Kirk Siegler writes for NPR:
The attacks near the University of California, Santa Barbara, are renewing focus on programs aimed at requiring treatment for people who are mentally ill as a way to prevent mass shootings and other violence.
In California, a 2002 law allows authorities to require outpatient mental health care for people who have been refusing it. Proponents argue that this kind of intervention could prevent violent acts.
But counties within the state have been slow to adopt the legislation and mental health professionals are divided over its effects.
Do Family And Friends Know Best?
The story behind Laura’s Law begins in 2001. In rural Nevada County, near Lake Tahoe, 19-year-old Laura Wilcox was shot and killed by a 41-year-old man with a history of mental illness.

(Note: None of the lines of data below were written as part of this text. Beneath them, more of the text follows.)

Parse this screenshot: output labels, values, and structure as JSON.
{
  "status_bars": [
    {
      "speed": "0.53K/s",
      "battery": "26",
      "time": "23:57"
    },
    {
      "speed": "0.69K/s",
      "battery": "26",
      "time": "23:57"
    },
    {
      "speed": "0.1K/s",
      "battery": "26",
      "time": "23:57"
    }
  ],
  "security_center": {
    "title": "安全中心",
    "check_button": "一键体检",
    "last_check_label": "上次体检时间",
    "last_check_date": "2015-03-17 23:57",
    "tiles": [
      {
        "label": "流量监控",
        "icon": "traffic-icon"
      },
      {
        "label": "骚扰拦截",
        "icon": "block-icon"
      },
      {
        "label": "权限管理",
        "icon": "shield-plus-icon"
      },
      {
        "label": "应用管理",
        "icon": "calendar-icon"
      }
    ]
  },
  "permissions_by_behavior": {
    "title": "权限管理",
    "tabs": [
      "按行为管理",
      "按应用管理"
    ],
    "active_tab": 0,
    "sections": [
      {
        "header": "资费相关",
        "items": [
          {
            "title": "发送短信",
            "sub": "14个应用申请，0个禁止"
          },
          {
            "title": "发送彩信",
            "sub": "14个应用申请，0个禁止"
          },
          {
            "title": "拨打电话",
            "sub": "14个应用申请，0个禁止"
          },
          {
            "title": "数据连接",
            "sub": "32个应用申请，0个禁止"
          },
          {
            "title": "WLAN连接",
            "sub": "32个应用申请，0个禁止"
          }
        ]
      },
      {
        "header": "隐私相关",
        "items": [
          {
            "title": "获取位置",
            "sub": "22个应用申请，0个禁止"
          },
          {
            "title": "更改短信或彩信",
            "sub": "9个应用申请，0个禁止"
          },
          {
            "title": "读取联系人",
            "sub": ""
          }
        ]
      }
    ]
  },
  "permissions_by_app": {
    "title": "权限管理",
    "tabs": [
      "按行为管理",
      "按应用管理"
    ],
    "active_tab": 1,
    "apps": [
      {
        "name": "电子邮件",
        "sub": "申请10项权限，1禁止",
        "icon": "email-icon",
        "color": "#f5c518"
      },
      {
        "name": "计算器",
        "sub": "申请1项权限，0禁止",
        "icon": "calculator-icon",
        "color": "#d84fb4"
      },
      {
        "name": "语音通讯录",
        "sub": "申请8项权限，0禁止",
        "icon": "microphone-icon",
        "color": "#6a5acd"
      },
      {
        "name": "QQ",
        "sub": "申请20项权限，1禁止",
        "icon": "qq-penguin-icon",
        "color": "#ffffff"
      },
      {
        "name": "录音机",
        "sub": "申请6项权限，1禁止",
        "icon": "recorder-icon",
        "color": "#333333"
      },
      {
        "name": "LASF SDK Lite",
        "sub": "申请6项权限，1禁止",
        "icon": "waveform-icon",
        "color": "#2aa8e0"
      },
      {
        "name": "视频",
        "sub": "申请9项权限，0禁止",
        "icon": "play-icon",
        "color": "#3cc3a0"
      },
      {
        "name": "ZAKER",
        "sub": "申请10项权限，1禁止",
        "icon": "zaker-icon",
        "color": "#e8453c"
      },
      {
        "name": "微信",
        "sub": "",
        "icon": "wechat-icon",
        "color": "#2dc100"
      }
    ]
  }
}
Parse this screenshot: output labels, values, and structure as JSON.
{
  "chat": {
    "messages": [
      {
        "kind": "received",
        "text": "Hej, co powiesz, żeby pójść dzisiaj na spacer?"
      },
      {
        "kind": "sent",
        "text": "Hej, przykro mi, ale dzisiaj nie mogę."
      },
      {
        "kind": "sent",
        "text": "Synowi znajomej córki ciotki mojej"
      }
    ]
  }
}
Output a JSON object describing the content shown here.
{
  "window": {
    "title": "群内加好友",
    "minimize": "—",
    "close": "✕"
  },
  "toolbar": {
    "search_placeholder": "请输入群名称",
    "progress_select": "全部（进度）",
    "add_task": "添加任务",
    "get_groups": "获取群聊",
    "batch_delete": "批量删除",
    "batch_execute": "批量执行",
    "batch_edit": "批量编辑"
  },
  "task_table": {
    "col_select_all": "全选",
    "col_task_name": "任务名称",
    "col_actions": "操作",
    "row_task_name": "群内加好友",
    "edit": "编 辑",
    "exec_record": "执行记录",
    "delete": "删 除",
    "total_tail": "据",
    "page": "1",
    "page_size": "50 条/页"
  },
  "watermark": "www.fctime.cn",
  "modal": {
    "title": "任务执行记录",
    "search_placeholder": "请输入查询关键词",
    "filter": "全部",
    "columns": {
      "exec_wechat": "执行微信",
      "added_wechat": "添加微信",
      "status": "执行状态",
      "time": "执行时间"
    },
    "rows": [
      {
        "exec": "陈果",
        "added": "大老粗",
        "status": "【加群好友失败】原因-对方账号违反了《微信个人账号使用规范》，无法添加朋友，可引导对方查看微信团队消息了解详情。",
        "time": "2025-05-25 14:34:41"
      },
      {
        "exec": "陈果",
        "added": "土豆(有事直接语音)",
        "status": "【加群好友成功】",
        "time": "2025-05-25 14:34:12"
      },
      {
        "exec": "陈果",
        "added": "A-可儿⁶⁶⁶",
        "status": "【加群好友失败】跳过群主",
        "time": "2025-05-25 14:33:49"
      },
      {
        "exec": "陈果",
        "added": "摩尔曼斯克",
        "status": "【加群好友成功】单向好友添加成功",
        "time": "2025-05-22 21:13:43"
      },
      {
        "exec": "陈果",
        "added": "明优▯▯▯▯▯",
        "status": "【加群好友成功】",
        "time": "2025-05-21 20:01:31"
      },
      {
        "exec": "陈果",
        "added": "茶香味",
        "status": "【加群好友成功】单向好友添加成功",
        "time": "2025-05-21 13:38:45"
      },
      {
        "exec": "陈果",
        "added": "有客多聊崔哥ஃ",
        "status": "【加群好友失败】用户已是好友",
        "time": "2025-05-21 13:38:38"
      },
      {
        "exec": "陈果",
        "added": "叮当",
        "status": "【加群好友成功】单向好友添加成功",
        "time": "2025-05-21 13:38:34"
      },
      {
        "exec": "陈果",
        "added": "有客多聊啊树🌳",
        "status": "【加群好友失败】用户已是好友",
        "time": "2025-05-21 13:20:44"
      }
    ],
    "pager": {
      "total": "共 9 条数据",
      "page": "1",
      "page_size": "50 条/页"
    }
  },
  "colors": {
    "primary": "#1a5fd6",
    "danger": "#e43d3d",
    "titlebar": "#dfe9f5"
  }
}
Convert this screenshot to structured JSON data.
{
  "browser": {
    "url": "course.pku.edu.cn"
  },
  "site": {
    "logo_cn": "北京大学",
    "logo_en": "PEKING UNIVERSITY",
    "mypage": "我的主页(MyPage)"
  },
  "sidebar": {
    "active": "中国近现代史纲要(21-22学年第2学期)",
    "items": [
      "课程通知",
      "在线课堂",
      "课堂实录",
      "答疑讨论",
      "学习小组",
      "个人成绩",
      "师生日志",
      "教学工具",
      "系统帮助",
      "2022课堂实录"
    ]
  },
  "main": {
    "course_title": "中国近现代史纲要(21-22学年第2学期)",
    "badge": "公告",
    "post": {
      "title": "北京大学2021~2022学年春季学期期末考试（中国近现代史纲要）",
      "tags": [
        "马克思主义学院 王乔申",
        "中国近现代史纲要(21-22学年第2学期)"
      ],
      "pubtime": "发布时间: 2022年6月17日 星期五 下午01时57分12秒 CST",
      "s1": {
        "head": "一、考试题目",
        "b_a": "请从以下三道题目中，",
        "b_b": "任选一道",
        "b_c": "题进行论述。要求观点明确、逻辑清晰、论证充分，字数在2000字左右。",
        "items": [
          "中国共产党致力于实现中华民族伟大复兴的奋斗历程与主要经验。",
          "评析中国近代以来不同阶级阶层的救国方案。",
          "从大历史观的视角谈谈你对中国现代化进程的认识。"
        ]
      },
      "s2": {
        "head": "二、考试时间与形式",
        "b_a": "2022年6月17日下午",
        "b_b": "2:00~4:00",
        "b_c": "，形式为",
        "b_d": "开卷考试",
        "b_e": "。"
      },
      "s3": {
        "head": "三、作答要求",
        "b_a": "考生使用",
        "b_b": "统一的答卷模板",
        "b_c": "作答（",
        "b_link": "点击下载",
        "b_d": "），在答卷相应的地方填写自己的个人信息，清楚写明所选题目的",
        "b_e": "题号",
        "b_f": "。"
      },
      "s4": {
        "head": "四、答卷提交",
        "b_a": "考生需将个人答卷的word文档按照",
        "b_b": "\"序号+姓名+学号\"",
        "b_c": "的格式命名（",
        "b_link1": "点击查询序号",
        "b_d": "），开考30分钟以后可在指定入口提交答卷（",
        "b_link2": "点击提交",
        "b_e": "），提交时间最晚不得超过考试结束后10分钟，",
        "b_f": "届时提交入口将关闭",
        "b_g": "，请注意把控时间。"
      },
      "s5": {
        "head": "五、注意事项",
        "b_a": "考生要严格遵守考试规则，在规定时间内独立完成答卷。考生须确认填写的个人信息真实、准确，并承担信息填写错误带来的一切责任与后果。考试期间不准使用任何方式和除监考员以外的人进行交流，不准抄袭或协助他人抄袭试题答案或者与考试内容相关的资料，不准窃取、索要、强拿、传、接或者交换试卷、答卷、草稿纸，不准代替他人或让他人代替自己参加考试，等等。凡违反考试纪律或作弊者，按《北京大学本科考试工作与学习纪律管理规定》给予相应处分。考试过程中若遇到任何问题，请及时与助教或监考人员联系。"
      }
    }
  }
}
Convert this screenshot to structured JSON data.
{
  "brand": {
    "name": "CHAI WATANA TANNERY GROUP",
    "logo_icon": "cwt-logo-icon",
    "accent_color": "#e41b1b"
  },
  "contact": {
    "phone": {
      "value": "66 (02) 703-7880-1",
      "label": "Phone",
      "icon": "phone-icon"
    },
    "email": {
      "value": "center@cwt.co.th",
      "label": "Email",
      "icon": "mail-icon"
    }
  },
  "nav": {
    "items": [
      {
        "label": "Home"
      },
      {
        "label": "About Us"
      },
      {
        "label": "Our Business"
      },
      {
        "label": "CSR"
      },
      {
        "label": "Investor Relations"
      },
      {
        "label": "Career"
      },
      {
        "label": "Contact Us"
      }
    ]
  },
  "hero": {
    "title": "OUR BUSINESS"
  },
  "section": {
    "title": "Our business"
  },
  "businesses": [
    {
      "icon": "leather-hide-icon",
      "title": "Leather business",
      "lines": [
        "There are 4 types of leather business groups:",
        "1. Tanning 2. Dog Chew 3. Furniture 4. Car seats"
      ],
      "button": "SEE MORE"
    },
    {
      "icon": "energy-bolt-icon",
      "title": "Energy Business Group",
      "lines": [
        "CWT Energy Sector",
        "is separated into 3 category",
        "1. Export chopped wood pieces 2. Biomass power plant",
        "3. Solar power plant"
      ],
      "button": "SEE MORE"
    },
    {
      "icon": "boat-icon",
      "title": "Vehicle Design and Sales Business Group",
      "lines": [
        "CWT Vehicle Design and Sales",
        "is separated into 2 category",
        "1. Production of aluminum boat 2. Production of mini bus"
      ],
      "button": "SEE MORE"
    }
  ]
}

He had walked into the county’s behavioral health center and opened fire.
“[Officials] were declaiming privacy issues and stuff and wouldn’t communicate with the family,” Anderson says. “He … started amassing guns and setting up booby traps around his house and he had this psychosis of he was going to be attacked any minute.”
Now Nevada County’s presiding judge, Anderson is also a vocal advocate for Laura’s Law, which was passed by the state legislature in 2002. The law allows counties to compel outpatient treatment for people whose family or friends are concerned about their mental state. It’s seen as an intermediate step before someone is forced into inpatient psychiatric care.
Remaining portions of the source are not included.